Figure 3. Coronal knee images. As an alternative to a PD-weighted image with spectral fat saturation (a, b), a PD-weighted Dixon water-only image (c, d) of similar image quality was obtained with similar acquisition time. The same acquisition additionally provided a non-fat-suppressed image (e), and a fat-only image (f). The fat image could potentially be used instead of an additional T1-weighted image (g) to provide information about fat content and anatomical reference.

Figure 4. T1-weighted images of the cervical spine. The spectrally fat saturated image (a) shows local failure of the fat suppression (arrows) due to strong patient induced field inhomogeneity in this region. The Dixon water-only image (b) is insensitive to such inhomogeneity due to successful B0 correction, and demonstrates homogeneous fat suppression in the whole field of view. Figure reused from Bley et al.3, permission granted.
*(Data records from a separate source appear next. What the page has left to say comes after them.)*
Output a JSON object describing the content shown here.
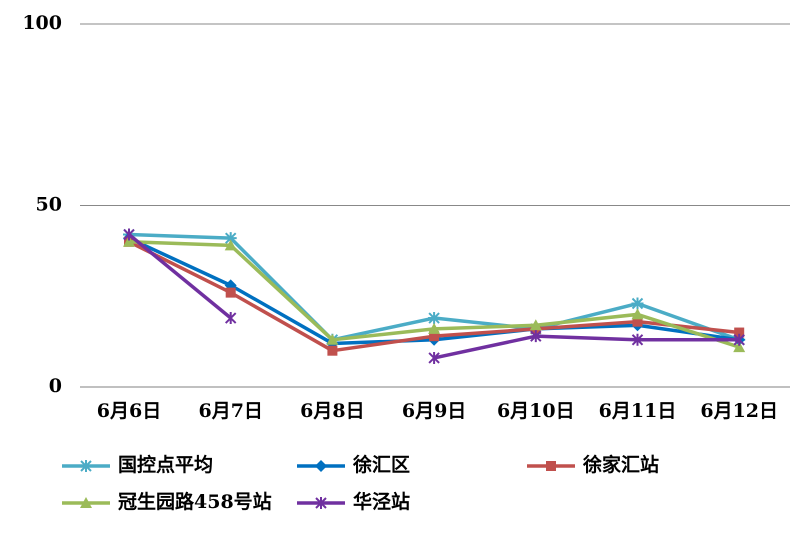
{
  "chart_data": {
    "type": "line",
    "categories": [
      "6月6日",
      "6月7日",
      "6月8日",
      "6月9日",
      "6月10日",
      "6月11日",
      "6月12日"
    ],
    "ylim": [
      0,
      100
    ],
    "yticks": [
      0,
      50,
      100
    ],
    "grid": true,
    "series": [
      {
        "name": "国控点平均",
        "color": "#4bacc6",
        "marker": "asterisk",
        "values": [
          42,
          41,
          13,
          19,
          16,
          23,
          13
        ]
      },
      {
        "name": "徐汇区",
        "color": "#0070c0",
        "marker": "diamond",
        "values": [
          41,
          28,
          12,
          13,
          16,
          17,
          13
        ]
      },
      {
        "name": "徐家汇站",
        "color": "#c0504d",
        "marker": "square",
        "values": [
          40,
          26,
          10,
          14,
          16,
          18,
          15
        ]
      },
      {
        "name": "冠生园路458号站",
        "color": "#9bbb59",
        "marker": "triangle",
        "values": [
          40,
          39,
          13,
          16,
          17,
          20,
          11
        ]
      },
      {
        "name": "华泾站",
        "color": "#7030a0",
        "marker": "star",
        "values": [
          42,
          19,
          null,
          8,
          14,
          13,
          13
        ]
      }
    ]
  }
}
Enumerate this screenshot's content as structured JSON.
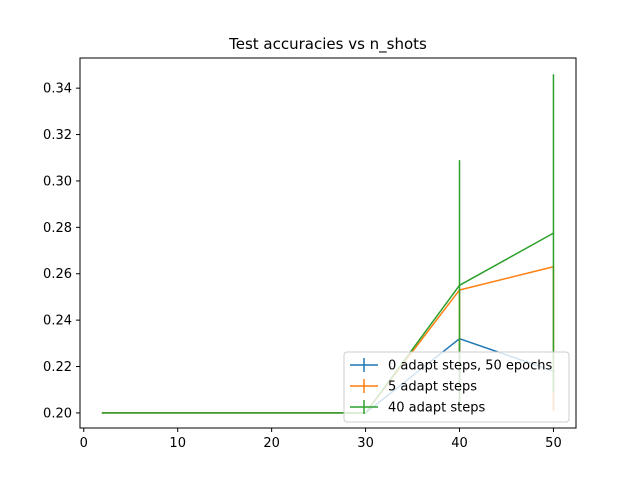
{
  "chart_data": {
    "type": "line",
    "title": "Test accuracies vs n_shots",
    "xlabel": "",
    "ylabel": "",
    "xlim": [
      -0.4,
      52.4
    ],
    "ylim": [
      0.1935,
      0.353
    ],
    "xticks": [
      0,
      10,
      20,
      30,
      40,
      50
    ],
    "yticks": [
      0.2,
      0.22,
      0.24,
      0.26,
      0.28,
      0.3,
      0.32,
      0.34
    ],
    "ytick_labels": [
      "0.20",
      "0.22",
      "0.24",
      "0.26",
      "0.28",
      "0.30",
      "0.32",
      "0.34"
    ],
    "grid": false,
    "legend_position": "lower-right",
    "x": [
      2,
      30,
      40,
      50
    ],
    "series": [
      {
        "name": "0 adapt steps, 50 epochs",
        "color": "#1f77b4",
        "values": [
          0.2,
          0.2,
          0.232,
          0.218
        ],
        "err_low": [
          0.2,
          0.2,
          0.202,
          0.201
        ],
        "err_high": [
          0.2,
          0.2,
          0.232,
          0.218
        ]
      },
      {
        "name": "5 adapt steps",
        "color": "#ff7f0e",
        "values": [
          0.2,
          0.2,
          0.253,
          0.263
        ],
        "err_low": [
          0.2,
          0.2,
          0.202,
          0.201
        ],
        "err_high": [
          0.2,
          0.2,
          0.253,
          0.263
        ]
      },
      {
        "name": "40 adapt steps",
        "color": "#2ca02c",
        "values": [
          0.2,
          0.2,
          0.255,
          0.2775
        ],
        "err_low": [
          0.2,
          0.2,
          0.202,
          0.209
        ],
        "err_high": [
          0.2,
          0.2,
          0.309,
          0.346
        ]
      }
    ]
  }
}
Figure 5. Sagittal PD-weighted knee images. Dixon in-phase (a), fat-only (b), and water-only (c) images demonstrate resistance to field inhomogeneity induced by a metallic implant. The fluid collection near the interference screw (arrow in c) can be identified with greater confidence, compared to a spectrally fat saturated image (d), which is confounded by local failure of fat suppression near the implant. Figure reused from del Grande et al.11, permission granted.